El derecho a la protesta es un derecho democrático. Es lo único democrático que queda. La capacidad de organizarse y protestar.
Amnistía Internacional (AI) tiene una campaña mundial para la protección de la protesta, porque -históricamente- de las protestas surgen cambios fundamentales en las sociedades. Esa es la ley de la vida humana, y no hay forma de violarla ni de detenerla. Más temprano o más tarde ocurrirán los cambios. Sobran los ejemplos y las jornadas ejemplares.
«La tendencia global a la militarización de la función policial, el aumento del uso indebido de la fuerza por la policía en las protestas y la reducción del espacio de la sociedad civil suponen que cada vez sea más difícil estar seguros cuando hacemos oír nuestra voz», advierte Amnistía y, ciertamente, se queda corta con relación a las prácticas, negociadas con el castrismo, que se aplican en Venezuela. Pero también es cierto que ha habido situaciones peores en otros países en la memoria de este mundo, ahora globalizado pero aún salvaje.
Cuando el vecino protesta, y el oficinista protesta, el estudiante y la ama de casa, la maestra y el que despacha gasolina, con un gesto, con una voz, con una prenda de vestir- se refuerza la condición pública de que eso es lo que hay que hacer, porque es justo y necesario, porque quienes están al margen de la ley y de las buenas costumbres son los esbirros y sus jefes. Porque el espíritu es indoblegable.
AI cita el ejemplo de Mahatma Gandhi y su célebre marcha de la sal en la que recorrió más de 300 kilómetros a pie seguido de una multitud para extraer sal de las aguas del mar Arábigo, que era una potestad reservada al colonial Imperio Británico. Sin recurrir a la violencia, que fue la seña de identidad del líder indio, Gandhi condujo a su pueblo a la independencia desafiando al poder, que podía ponerlo tras las rejas, despreciarlo y someterlo a juicio, pero jamás obtendría su obediencia.

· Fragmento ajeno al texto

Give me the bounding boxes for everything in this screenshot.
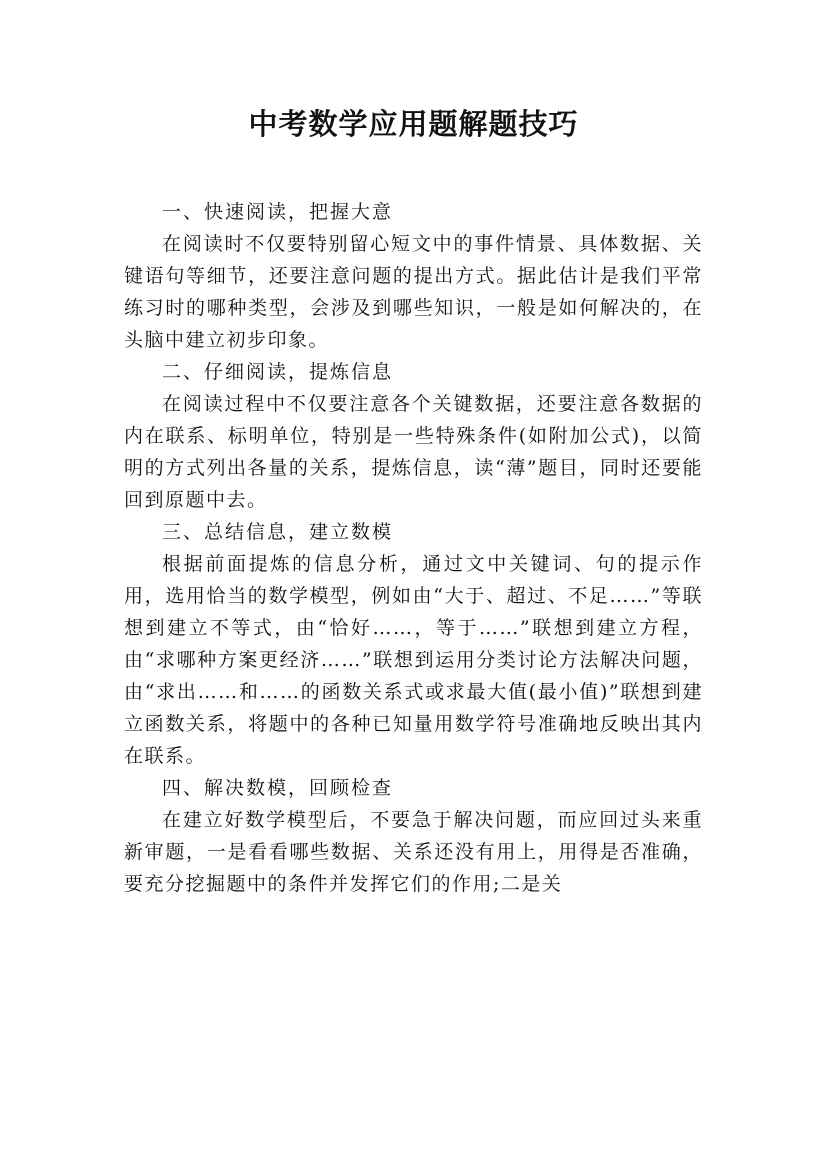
document-body [124, 196, 703, 900]
section-heading-3: 三、总结信息，建立数模 [162, 521, 394, 543]
section-heading-1: 一、快速阅读，把握大意 [162, 201, 394, 223]
section-heading-4: 四、解决数模，回顾检查 [162, 777, 394, 799]
section-paragraph-2: 在阅读过程中不仅要注意各个关键数据，还要注意各数据的内在联系、标明单位，特别是一些特殊条件(如附加公式)，以简明的方式列出各量的关系，提炼信息，读“薄”题目，同时还要能回到原题中去。 [124, 393, 703, 511]
document-title: 中考数学应用题解题技巧 [248, 107, 579, 141]
section-paragraph-1: 在阅读时不仅要特别留心短文中的事件情景、具体数据、关键语句等细节，还要注意问题的提出方式。据此估计是我们平常练习时的哪种类型，会涉及到哪些知识，一般是如何解决的，在头脑中建立初步印象。 [124, 233, 703, 351]
section-heading-2: 二、仔细阅读，提炼信息 [162, 361, 394, 383]
section-paragraph-4: 在建立好数学模型后，不要急于解决问题，而应回过头来重新审题，一是看看哪些数据、关系还没有用上，用得是否准确，要充分挖掘题中的条件并发挥它们的作用;二是关 [124, 809, 703, 895]
section-paragraph-3: 根据前面提炼的信息分析，通过文中关键词、句的提示作用，选用恰当的数学模型，例如由“大于、超过、不足……”等联想到建立不等式，由“恰好……，等于……”联想到建立方程，由“求哪种方案更经济……”联想到运用分类讨论方法解决问题，由“求出……和……的函数关系式或求最大值(最小值)”联想到建立函数关系，将题中的各种已知量用数学符号准确地反映出其内在联系。 [124, 553, 703, 767]
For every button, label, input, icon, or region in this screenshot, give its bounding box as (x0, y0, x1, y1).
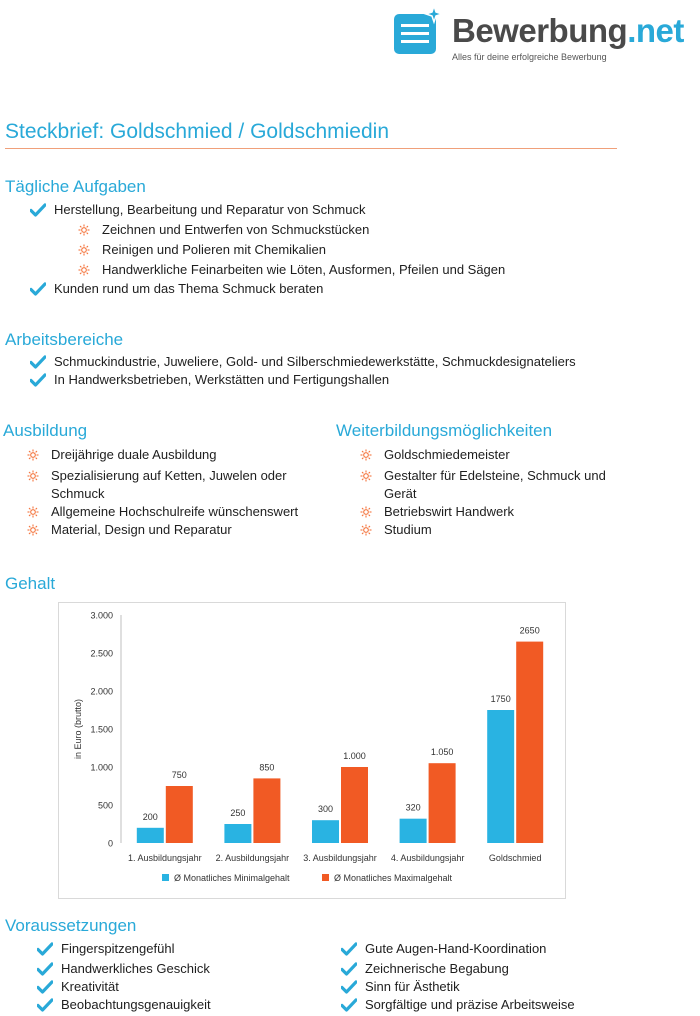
list-item-text: Handwerkliches Geschick (61, 961, 210, 976)
data-label: 200 (142, 811, 158, 822)
x-tick-label: 3. Ausbildungsjahr (303, 853, 377, 863)
check-icon (341, 998, 357, 1012)
y-tick-label: 0 (107, 838, 113, 849)
bar-min (137, 828, 164, 843)
list-item-text: Studium (384, 522, 432, 537)
check-icon (37, 998, 53, 1012)
sun-icon (78, 224, 90, 236)
list-item-text: Kunden rund um das Thema Schmuck beraten (54, 281, 324, 296)
y-tick-label: 2.500 (90, 648, 113, 659)
aufgaben-list-2 (30, 280, 680, 298)
list-item-text: Goldschmiedemeister (384, 447, 510, 462)
check-icon (341, 942, 357, 956)
bar-min (312, 820, 339, 843)
brand-logo-icon (394, 6, 442, 56)
list-item (27, 521, 317, 539)
x-tick-label: Goldschmied (488, 853, 542, 863)
list-item (78, 221, 678, 239)
data-label: 1.050 (430, 747, 454, 758)
sun-icon (27, 449, 39, 461)
bar-max (166, 786, 193, 843)
list-item (27, 467, 317, 503)
list-item-text: Spezialisierung auf Ketten, Juwelen oder Schmuck (51, 468, 287, 501)
voraussetzungen-right-list (341, 940, 681, 1014)
list-item-text: Sorgfältige und präzise Arbeitsweise (365, 997, 575, 1012)
list-item (78, 241, 678, 259)
brand-name (452, 12, 684, 50)
list-item-text: In Handwerksbetrieben, Werkstätten und Fertigungshallen (54, 372, 390, 387)
list-item (30, 371, 695, 389)
bar-min (224, 824, 251, 843)
y-tick-label: 500 (97, 800, 113, 811)
list-item (360, 503, 635, 521)
data-label: 320 (405, 802, 421, 813)
section-heading-ausbildung: Ausbildung (3, 421, 88, 440)
bar-max (516, 642, 543, 843)
aufgaben-sublist (78, 221, 678, 279)
list-item (30, 201, 680, 219)
list-item-text: Fingerspitzengefühl (61, 941, 175, 956)
y-tick-label: 1.500 (90, 724, 113, 735)
sun-icon (360, 524, 372, 536)
list-item-text: Material, Design und Reparatur (51, 522, 232, 537)
list-item (341, 940, 681, 958)
sun-icon (360, 449, 372, 461)
list-item (37, 940, 327, 958)
legend-swatch (322, 874, 329, 881)
sun-icon (78, 264, 90, 276)
legend-label: Ø Monatliches Minimalgehalt (174, 873, 290, 883)
x-tick-label: 2. Ausbildungsjahr (215, 853, 290, 863)
bar-min (400, 819, 427, 843)
ausbildung-list (27, 446, 317, 539)
section-heading-aufgaben: Tägliche Aufgaben (5, 177, 146, 196)
bar-max (341, 767, 368, 843)
data-label: 850 (259, 762, 275, 773)
bar-max (429, 763, 456, 843)
check-icon (37, 942, 53, 956)
section-heading-voraussetzungen: Voraussetzungen (5, 916, 137, 935)
aufgaben-list (30, 201, 680, 219)
section-heading-bereiche: Arbeitsbereiche (5, 330, 124, 349)
data-label: 2650 (519, 625, 540, 636)
list-item-text: Gute Augen-Hand-Koordination (365, 941, 547, 956)
list-item-text: Zeichnerische Begabung (365, 961, 509, 976)
bar-max (253, 778, 280, 843)
list-item (360, 467, 635, 503)
list-item-text: Beobachtungsgenauigkeit (61, 997, 211, 1012)
check-icon (30, 355, 46, 369)
sun-icon (27, 470, 39, 482)
list-item (27, 503, 317, 521)
list-item-text: Betriebswirt Handwerk (384, 504, 515, 519)
check-icon (341, 980, 357, 994)
salary-chart (58, 602, 566, 899)
list-item-text: Handwerkliche Feinarbeiten wie Löten, Ausformen, Pfeilen und Sägen (102, 262, 506, 277)
legend-swatch (162, 874, 169, 881)
data-label: 250 (230, 808, 246, 818)
y-tick-label: 3.000 (90, 610, 113, 621)
sun-icon (360, 506, 372, 518)
check-icon (30, 203, 46, 217)
y-tick-label: 2.000 (90, 686, 113, 697)
list-item-text: Sinn für Ästhetik (365, 979, 460, 994)
y-tick-label: 1.000 (90, 762, 113, 773)
data-label: 750 (171, 770, 187, 780)
sun-icon (27, 506, 39, 518)
x-tick-label: 1. Ausbildungsjahr (128, 853, 202, 863)
y-axis-label: in Euro (brutto) (73, 698, 83, 760)
list-item (360, 521, 635, 539)
list-item-text: Allgemeine Hochschulreife wünschenswert (51, 504, 299, 519)
list-item-text: Kreativität (61, 979, 119, 994)
list-item (30, 280, 680, 298)
list-item (341, 960, 681, 978)
section-heading-weiterbildung: Weiterbildungsmöglichkeiten (336, 421, 553, 440)
data-label: 1750 (490, 694, 511, 704)
list-item (30, 353, 695, 371)
list-item (27, 446, 317, 464)
list-item (37, 996, 327, 1014)
list-item-text: Herstellung, Bearbeitung und Reparatur von Schmuck (54, 202, 366, 217)
page-title: Steckbrief: Goldschmied / Goldschmiedin (5, 120, 389, 143)
list-item-text: Gestalter für Edelsteine, Schmuck und Gerät (384, 468, 606, 501)
check-icon (30, 373, 46, 387)
title-divider (5, 148, 617, 149)
data-label: 1.000 (343, 751, 366, 761)
sun-icon (27, 524, 39, 536)
list-item-text: Dreijährige duale Ausbildung (51, 447, 217, 462)
data-label: 300 (317, 804, 334, 815)
list-item-text: Zeichnen und Entwerfen von Schmuckstücken (102, 222, 370, 237)
list-item (78, 261, 678, 279)
x-tick-label: 4. Ausbildungsjahr (390, 853, 465, 863)
sun-icon (78, 244, 90, 256)
section-heading-gehalt: Gehalt (5, 574, 56, 593)
bar-min (487, 710, 514, 843)
check-icon (37, 962, 53, 976)
list-item (341, 996, 681, 1014)
brand-name-tld: .net (627, 12, 684, 49)
brand-name-main: Bewerbung (452, 12, 628, 49)
brand-tagline: Alles für deine erfolgreiche Bewerbung (452, 52, 607, 62)
sun-icon (360, 470, 372, 482)
list-item (37, 960, 327, 978)
list-item (37, 978, 327, 996)
legend-label: Ø Monatliches Maximalgehalt (334, 873, 453, 883)
check-icon (37, 980, 53, 994)
salary-chart-svg (59, 603, 565, 898)
check-icon (30, 282, 46, 296)
bereiche-list (30, 353, 695, 389)
list-item-text: Reinigen und Polieren mit Chemikalien (102, 242, 327, 257)
weiterbildung-list (360, 446, 635, 539)
list-item (360, 446, 635, 464)
list-item-text: Schmuckindustrie, Juweliere, Gold- und Silberschmiedewerkstätte, Schmuckdesignateliers (54, 354, 576, 369)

En un clima de represión feroz como el de la “furia balandronada” callarse no es alternativa. Tampoco la protesta sin protección -aunque nunca hay suficiente protección- pero sí utilizar los recursos de que se disponen: primero, el compromiso y la solidaridad; luego, el boca a oreja tan útil y tan cotidiano; las redes sociales, no para insultar (que no hace mella y autolesiona) sino para informar, denunciar, compartir, rebotar; y las reuniones -aún hay algo de libertad para reunirse con quien venga en gana- para comentar y compartir y perseverar. Y perseverar. El 22 de octubre -la fecha referencial de la primaria opositora- no se construyó en un día.
La Venezuela democrática es la meta. La libre, la que progresa, la igualitaria, la abierta al mundo. ¡Gloria al bravo pueblo!